Commons and Commoning: A Progressive Vision of a Good Society
I delivered the following remarks last week at the Oxford Real Farming Conference, in Oxford, England, on January 5, 2024. It was part of a session in the Oxford Town Hall with the noted British activist-scholar-commoner Guy Standing, entitled, "Commons and Commoning: A Progressive Vision of a Good Society."
Below is my prepared text. A video can be found here (starts at 3:35 timecode). Guy Standing's excellent talk, reflecting a British perspective and themes from his books, The Blue Commons and The Politics of Time, can be found at the same link (starts at 30:30 timecode). There is audience Q&A with Guy and me following our talks.
Established systems don't welcome fundamentally new ideas – even when they desperately need them, even if people are clamoring for them. Entrenched systems see new ideas and logics as disruptive. They see them as threatening and even incomprehensible. And yet, as Albert Einstein famously said, "Problems cannot be solved with the same mindset that created them."
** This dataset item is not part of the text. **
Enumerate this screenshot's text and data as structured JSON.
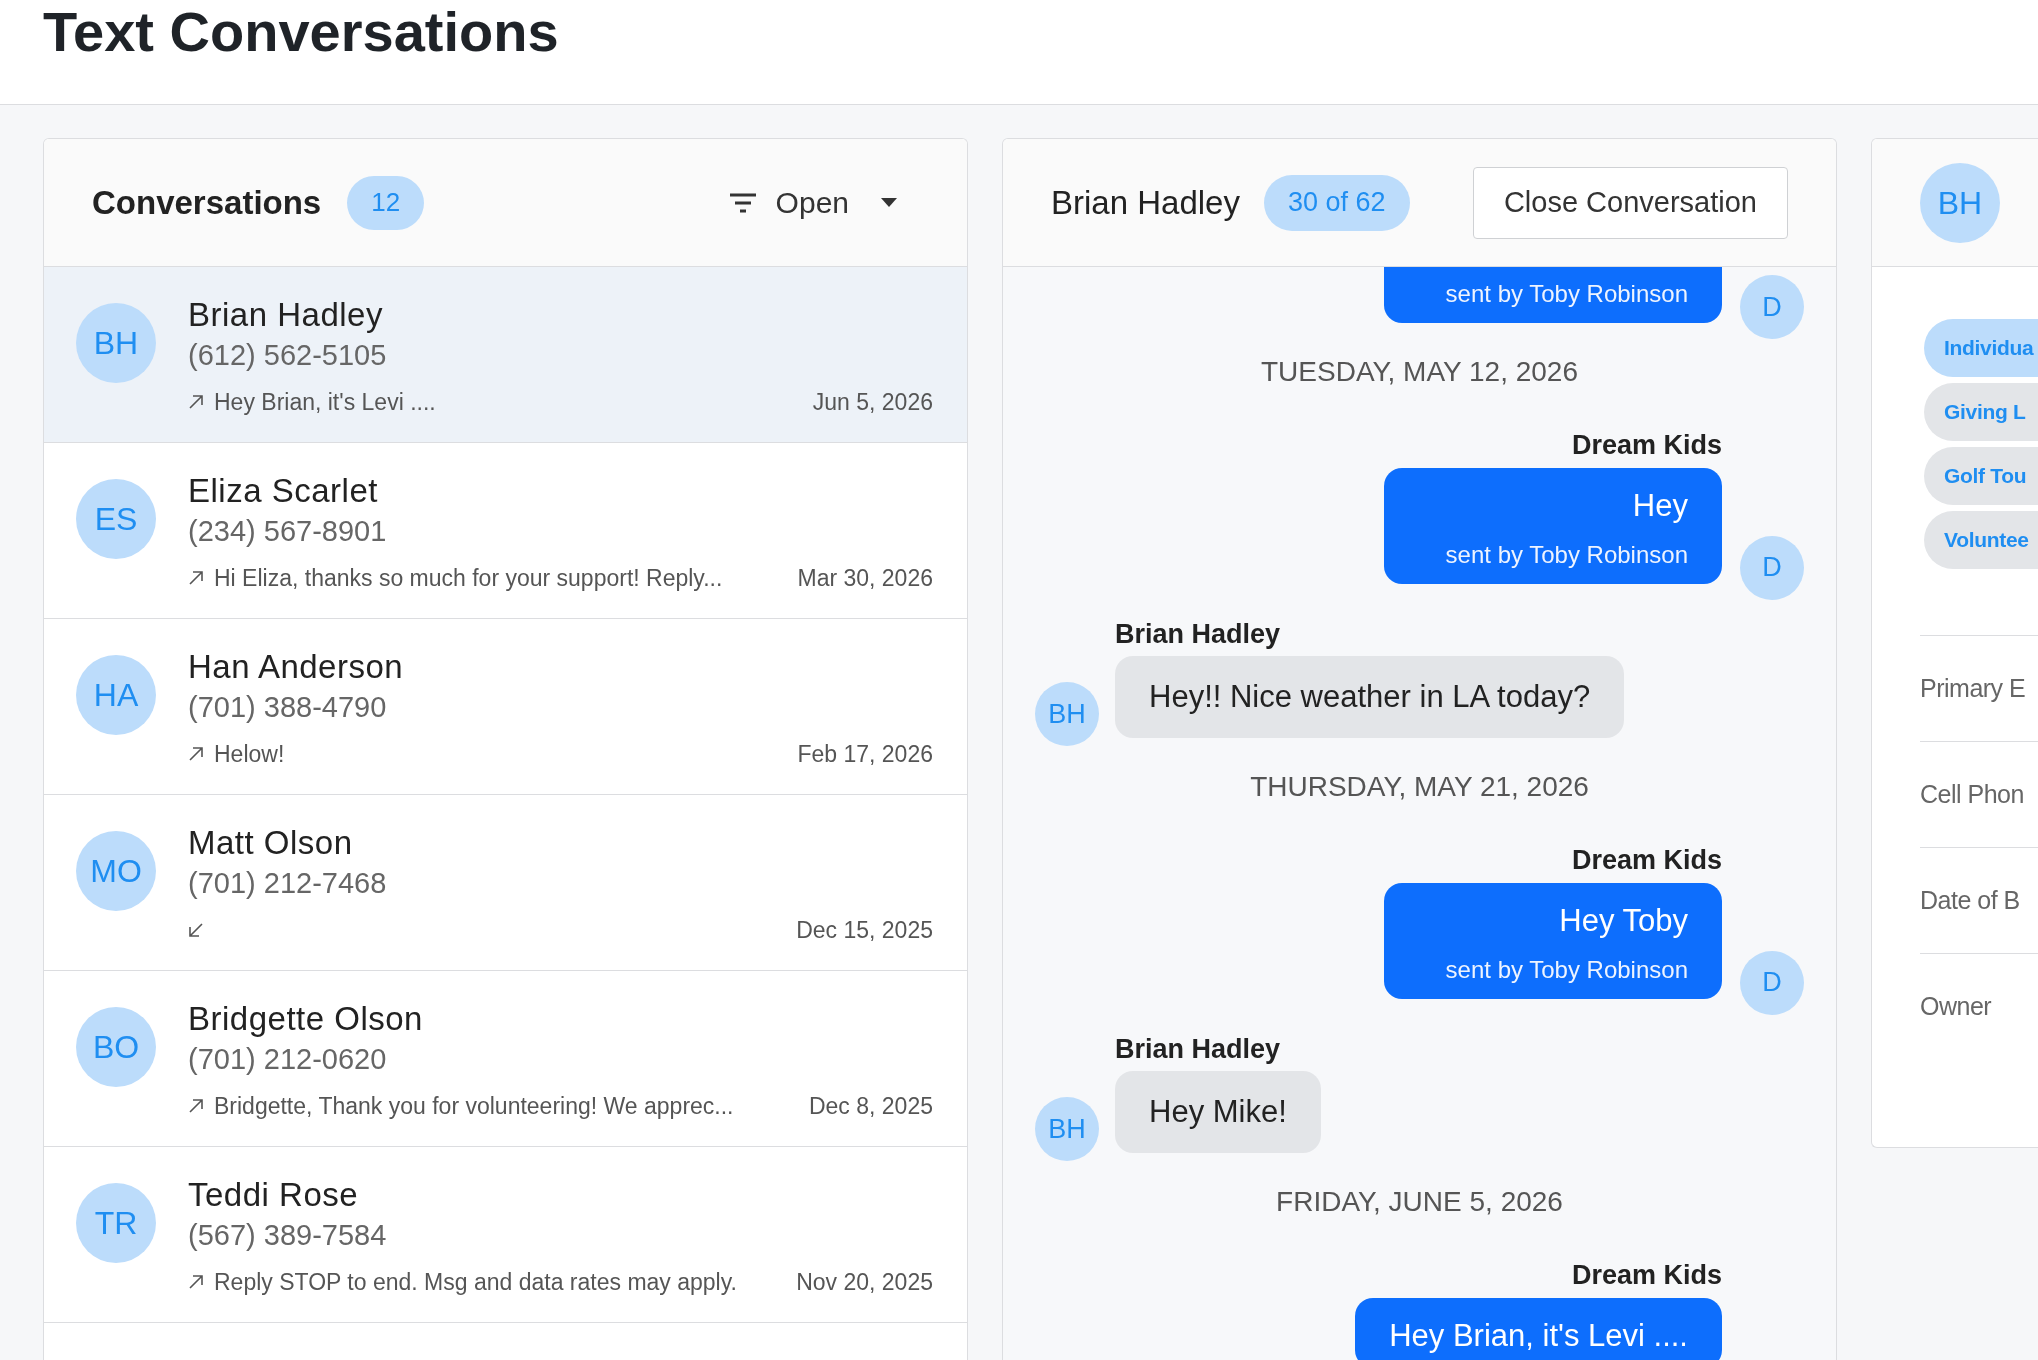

We're at an impasse today because contemporary institutions keep bringing the same mindset to solving problems that need some fresh and strikingly different approaches. The many problems afflicting agriculture and the food system today are fundamentally similar to those afflicting the rest of society. They are just another theater for rentier capitalism, which relies on market/state collusion, extractivism of nature, and systemic precarity for many ordinary people.
I don't want to denigrate the need for critique because the prevailing market/state system must be properly understood in all its awfulness. But what we most need is creative experimentation in developing a new, more wholesome paradigm. So my remarks will focus on how we can make some ambitious, creative leaps forward, and how the commons – as a discourse, social practice, ethic, and worldview – can be very helpful in meeting this challenge.